For the Blackfeet, these projects are crucial to providing jobs and revenue on the reservation. About 10,000 of the 17,000 Blackfeet members live on the reservation in northwest corner of the state in the foothills of the Rockies, where unemployment is above 50 percent.
The negotiations on the deal have been taxing. One of the most contentious issues was a plan outlined by the state and the Blackfeet in their compact to construct a new pipeline to divert water from Badger Creek to Birch Creek to increase the water available for farmers in Pondera County, who irrigate tens of thousands of acres of crops. Although the Blackfeet would own the pipeline, the Interior Department was reluctant to embrace the project because it benefits non-Indians. Donald LaVerdure, principal deputy assistant secretary of Indian Affairs suggested the project went against the federal government’s interests both as a trustee for the tribe and a representative of federal taxpayers. He told the Senate committee in a 2011 testimony that “substantial federal outlays that benefit non-Indian water users are not acceptable.”

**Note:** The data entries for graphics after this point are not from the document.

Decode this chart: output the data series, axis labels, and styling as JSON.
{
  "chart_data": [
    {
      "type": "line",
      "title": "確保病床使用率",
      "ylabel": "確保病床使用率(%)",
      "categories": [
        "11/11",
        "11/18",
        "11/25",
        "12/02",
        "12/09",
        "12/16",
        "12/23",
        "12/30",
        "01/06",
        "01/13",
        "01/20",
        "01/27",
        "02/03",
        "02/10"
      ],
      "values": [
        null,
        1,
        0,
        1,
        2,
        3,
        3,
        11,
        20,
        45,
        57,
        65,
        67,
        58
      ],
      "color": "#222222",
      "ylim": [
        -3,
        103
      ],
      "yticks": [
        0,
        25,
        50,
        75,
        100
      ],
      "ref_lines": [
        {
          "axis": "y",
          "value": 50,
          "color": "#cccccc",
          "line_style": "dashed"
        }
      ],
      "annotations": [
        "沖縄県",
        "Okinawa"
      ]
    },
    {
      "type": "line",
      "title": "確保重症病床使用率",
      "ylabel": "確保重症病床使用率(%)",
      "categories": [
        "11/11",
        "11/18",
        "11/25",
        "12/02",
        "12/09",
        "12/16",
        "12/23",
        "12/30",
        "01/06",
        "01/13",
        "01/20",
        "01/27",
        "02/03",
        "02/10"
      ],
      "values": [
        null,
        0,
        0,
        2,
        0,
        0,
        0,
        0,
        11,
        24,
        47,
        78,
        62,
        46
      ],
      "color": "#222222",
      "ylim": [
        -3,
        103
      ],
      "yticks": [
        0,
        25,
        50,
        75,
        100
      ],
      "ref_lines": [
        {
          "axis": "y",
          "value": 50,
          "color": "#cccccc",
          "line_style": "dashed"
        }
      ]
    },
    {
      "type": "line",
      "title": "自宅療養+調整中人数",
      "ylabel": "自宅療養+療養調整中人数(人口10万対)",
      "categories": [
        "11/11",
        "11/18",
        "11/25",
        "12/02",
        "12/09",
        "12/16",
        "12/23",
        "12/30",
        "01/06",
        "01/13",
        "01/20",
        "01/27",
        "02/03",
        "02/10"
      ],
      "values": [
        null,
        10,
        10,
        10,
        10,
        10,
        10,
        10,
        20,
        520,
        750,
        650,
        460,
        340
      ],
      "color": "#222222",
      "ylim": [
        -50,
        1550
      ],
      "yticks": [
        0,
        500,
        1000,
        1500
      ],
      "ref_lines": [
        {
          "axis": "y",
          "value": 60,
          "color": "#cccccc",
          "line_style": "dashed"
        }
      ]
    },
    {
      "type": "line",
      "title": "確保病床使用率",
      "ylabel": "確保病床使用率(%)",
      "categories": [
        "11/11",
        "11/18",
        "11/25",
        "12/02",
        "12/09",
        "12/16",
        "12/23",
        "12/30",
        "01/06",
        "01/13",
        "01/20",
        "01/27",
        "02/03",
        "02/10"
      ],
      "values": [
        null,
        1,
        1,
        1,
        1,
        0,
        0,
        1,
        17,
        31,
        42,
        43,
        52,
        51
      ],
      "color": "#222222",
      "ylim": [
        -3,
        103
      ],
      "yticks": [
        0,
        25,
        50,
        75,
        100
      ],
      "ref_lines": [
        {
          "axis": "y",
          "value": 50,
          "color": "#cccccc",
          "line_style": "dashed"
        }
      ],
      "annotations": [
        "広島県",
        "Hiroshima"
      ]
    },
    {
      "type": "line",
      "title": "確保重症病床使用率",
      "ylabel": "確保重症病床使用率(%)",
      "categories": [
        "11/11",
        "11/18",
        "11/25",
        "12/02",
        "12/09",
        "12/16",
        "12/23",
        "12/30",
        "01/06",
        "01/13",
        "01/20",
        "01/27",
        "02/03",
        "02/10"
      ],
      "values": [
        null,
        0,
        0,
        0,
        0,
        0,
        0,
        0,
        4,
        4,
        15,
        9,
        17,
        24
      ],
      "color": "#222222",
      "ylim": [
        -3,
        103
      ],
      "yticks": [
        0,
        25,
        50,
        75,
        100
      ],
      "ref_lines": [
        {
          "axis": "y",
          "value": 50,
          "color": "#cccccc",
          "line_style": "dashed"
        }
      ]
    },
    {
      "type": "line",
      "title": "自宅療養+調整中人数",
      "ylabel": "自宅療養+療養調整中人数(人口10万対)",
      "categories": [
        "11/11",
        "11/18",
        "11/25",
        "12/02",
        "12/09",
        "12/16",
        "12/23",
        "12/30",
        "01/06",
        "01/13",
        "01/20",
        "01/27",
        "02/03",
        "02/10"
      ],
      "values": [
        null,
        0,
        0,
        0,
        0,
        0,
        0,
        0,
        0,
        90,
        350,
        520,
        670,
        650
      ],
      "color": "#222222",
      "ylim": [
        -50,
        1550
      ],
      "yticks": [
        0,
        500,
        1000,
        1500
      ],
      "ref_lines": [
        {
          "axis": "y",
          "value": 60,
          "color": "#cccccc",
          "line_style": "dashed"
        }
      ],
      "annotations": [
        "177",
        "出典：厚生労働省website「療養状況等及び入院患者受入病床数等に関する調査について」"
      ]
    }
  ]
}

Under the agreement, the state puts up $35 million towards building the pipeline and compensating the Blackfeet for their water. In exchange, the Blackfeet agree not to use more water from Birch Creek until the pipeline is finished. They also agree deliver the water without addition charge until after the 25th year of the settlement.
“This has been the largest single hang-up,” said Jay Weiner, an assistant attorney general in Montana who has been working on the Blackfeet settlement for 12 years. “We want [the Blackfeet] to use water, but we want to do it in a way that doesn’t displace all the other users that have built up around them.”
The Blackfeet say the project benefits them because they will eventually be able to sell the water. Also, the pipeline is only part of a larger project that involves repairing the dilapidated Four Horns Dam and reservoir and an archaic irrigation system. “With the water, we can use agriculture as a catalyst to develop our economy going forward,” says Lunak, water resources director for the tribe.
But before any of this can happen, the bill needs a vote in the full Senate and the House Resources Committee needs to draft its own version. Tester pledged to lean in to get the settlement through the House but acknowledges that it may not be easy: “We still have a long way to go in order to do right by Blackfeet.”